Ofqual intends to fine exam board OCR £175,000 for a glaring error made in a GCSE paper in May last year.

The OCR GCSE English literature paper confusingly referred to the Romeo and Juliet character Tybalt’s hatred of the Capulets, his own family, rather than the Montagues, their rivals.

Ofqual formally issued OCR with a notice of intention to fine the exam board £175,000 on May 18. The notice has been published for the first time today.

“Although OCR acted to mitigate the breach, 2,735 of the learners directly affected by the breach were awarded a result which had been calculated based on their performance in other GCSE English literature questions, because they had performed less well in relation to Romeo and Juliet questions than those other components,” it said.

Schools Week reported last May that OCR had apologised for the gaffe and said it would ensure that none of the estimated 14,000 pupils at 150 schools who sat the exam would be disadvantaged.

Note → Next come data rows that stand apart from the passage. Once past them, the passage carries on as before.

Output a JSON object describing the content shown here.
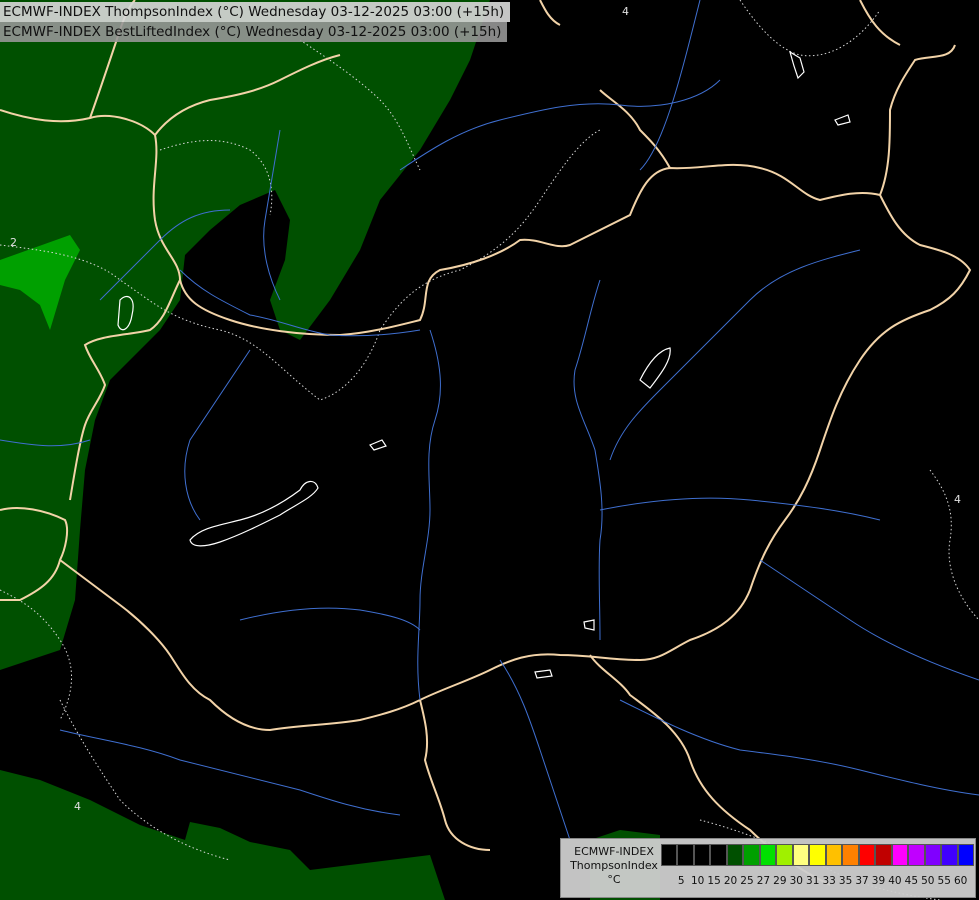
{
  "header": {
    "line1": "ECMWF-INDEX ThompsonIndex (°C) Wednesday 03-12-2025 03:00 (+15h)",
    "line2": "ECMWF-INDEX BestLiftedIndex (°C) Wednesday 03-12-2025 03:00 (+15h)"
  },
  "map": {
    "contour_labels": [
      "2",
      "4",
      "4",
      "4"
    ],
    "colors": {
      "background": "#000000",
      "dark_green_fill": "#005000",
      "bright_green_fill": "#00a000",
      "borders": "#f2d3a8",
      "rivers": "#3f6fd0",
      "contours": "#d8d8d8"
    }
  },
  "legend": {
    "title_lines": [
      "ECMWF-INDEX",
      "ThompsonIndex",
      "°C"
    ],
    "swatch_colors": [
      "#000000",
      "#000000",
      "#000000",
      "#000000",
      "#005000",
      "#00a000",
      "#00e000",
      "#a0f000",
      "#ffff80",
      "#ffff00",
      "#ffc000",
      "#ff8000",
      "#ff0000",
      "#c00000",
      "#ff00ff",
      "#c000ff",
      "#8000ff",
      "#4000ff",
      "#0000ff"
    ],
    "ticks": [
      "5",
      "10",
      "15",
      "20",
      "25",
      "27",
      "29",
      "30",
      "31",
      "33",
      "35",
      "37",
      "39",
      "40",
      "45",
      "50",
      "55",
      "60"
    ]
  }
}
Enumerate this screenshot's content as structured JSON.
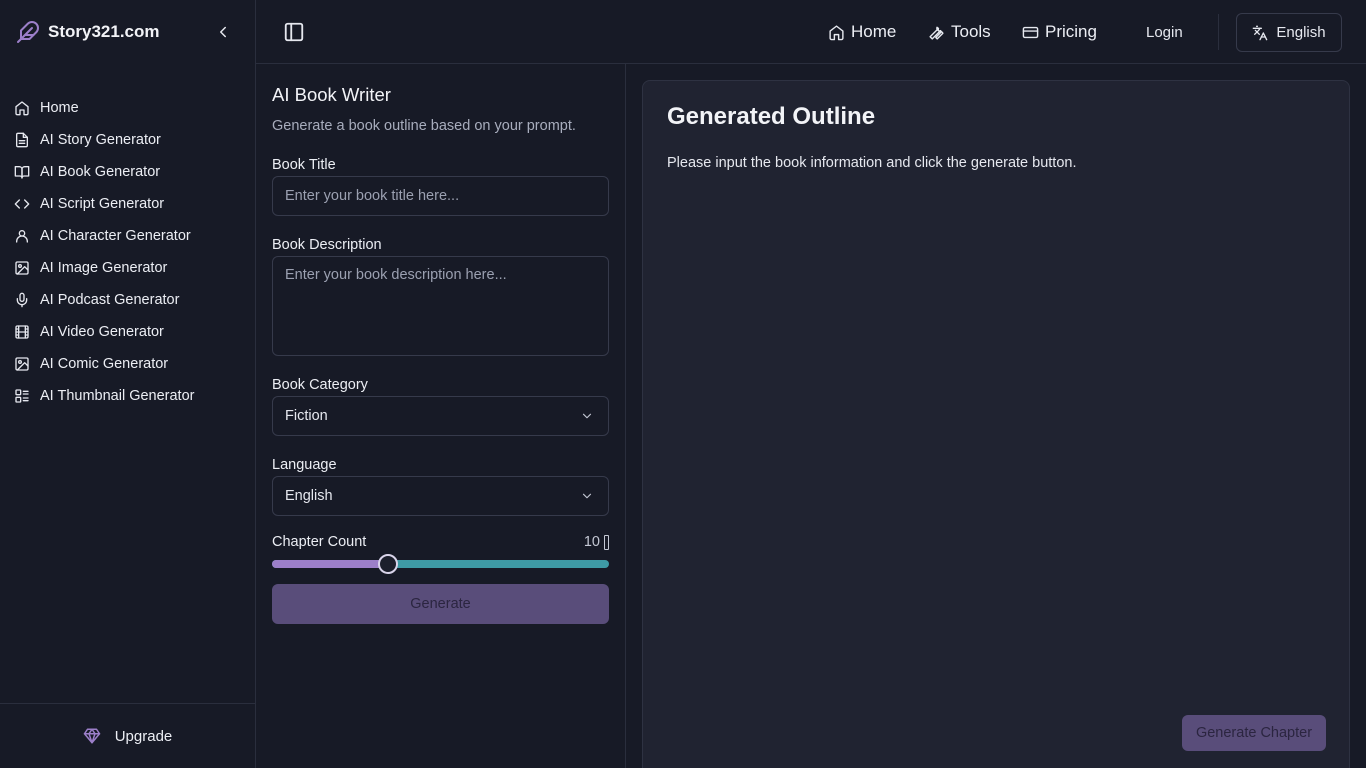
{
  "brand": {
    "name": "Story321.com",
    "icon": "feather-icon"
  },
  "sidebar": {
    "items": [
      {
        "label": "Home",
        "icon": "home-icon"
      },
      {
        "label": "AI Story Generator",
        "icon": "document-icon"
      },
      {
        "label": "AI Book Generator",
        "icon": "book-icon"
      },
      {
        "label": "AI Script Generator",
        "icon": "code-icon"
      },
      {
        "label": "AI Character Generator",
        "icon": "user-icon"
      },
      {
        "label": "AI Image Generator",
        "icon": "image-icon"
      },
      {
        "label": "AI Podcast Generator",
        "icon": "microphone-icon"
      },
      {
        "label": "AI Video Generator",
        "icon": "film-icon"
      },
      {
        "label": "AI Comic Generator",
        "icon": "image-icon"
      },
      {
        "label": "AI Thumbnail Generator",
        "icon": "thumbnail-icon"
      }
    ],
    "upgrade_label": "Upgrade"
  },
  "topbar": {
    "home": "Home",
    "tools": "Tools",
    "pricing": "Pricing",
    "login": "Login",
    "language": "English"
  },
  "form": {
    "title": "AI Book Writer",
    "subtitle": "Generate a book outline based on your prompt.",
    "book_title_label": "Book Title",
    "book_title_placeholder": "Enter your book title here...",
    "book_title_value": "",
    "description_label": "Book Description",
    "description_placeholder": "Enter your book description here...",
    "description_value": "",
    "category_label": "Book Category",
    "category_value": "Fiction",
    "language_label": "Language",
    "language_value": "English",
    "chapter_label": "Chapter Count",
    "chapter_value": "10",
    "chapter_fraction": 0.345,
    "generate_label": "Generate"
  },
  "output": {
    "title": "Generated Outline",
    "message": "Please input the book information and click the generate button.",
    "generate_chapter_label": "Generate Chapter"
  },
  "colors": {
    "background": "#171a26",
    "panel": "#202331",
    "accent": "#594d7a",
    "slider_fill": "#9c7fc9",
    "slider_track": "#3e9aa5",
    "brand_icon": "#9c7fc9"
  }
}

The board promised to take account of the error in its marking process, but Ofqual said at the time that it was “very disappointed” to learn of it.

The resulting fine was not made public until today because the regulator was waiting for this year’s round of exams to finish, in accordance with its “usual policy not to make significant announcements during that period”.

Ofqual decided that a fine was appropriate in this circumstance, as the question had been made “unanswerable” as a result of the mistake.

“Interested parties” in the case now have the opportunity “to make representations”  in respect of the planned fine, until July 16.

GCSE English literature was amongst the first qualifications to be reformed by the government alongside Maths and English language, and 2017 was the first year for the award of any reformed GCSE qualification.

The error appeared in Question 4, the first of the two ‘Romeo and Juliet’ questions on Paper 2. Candidates were required to answer one of the two questions, and the alternative ‘Romeo and Juliet’ question (Question 5) did not include an extract from the play. ‘Romeo and Juliet’ was the most popular of the Shakespeare options in the exam.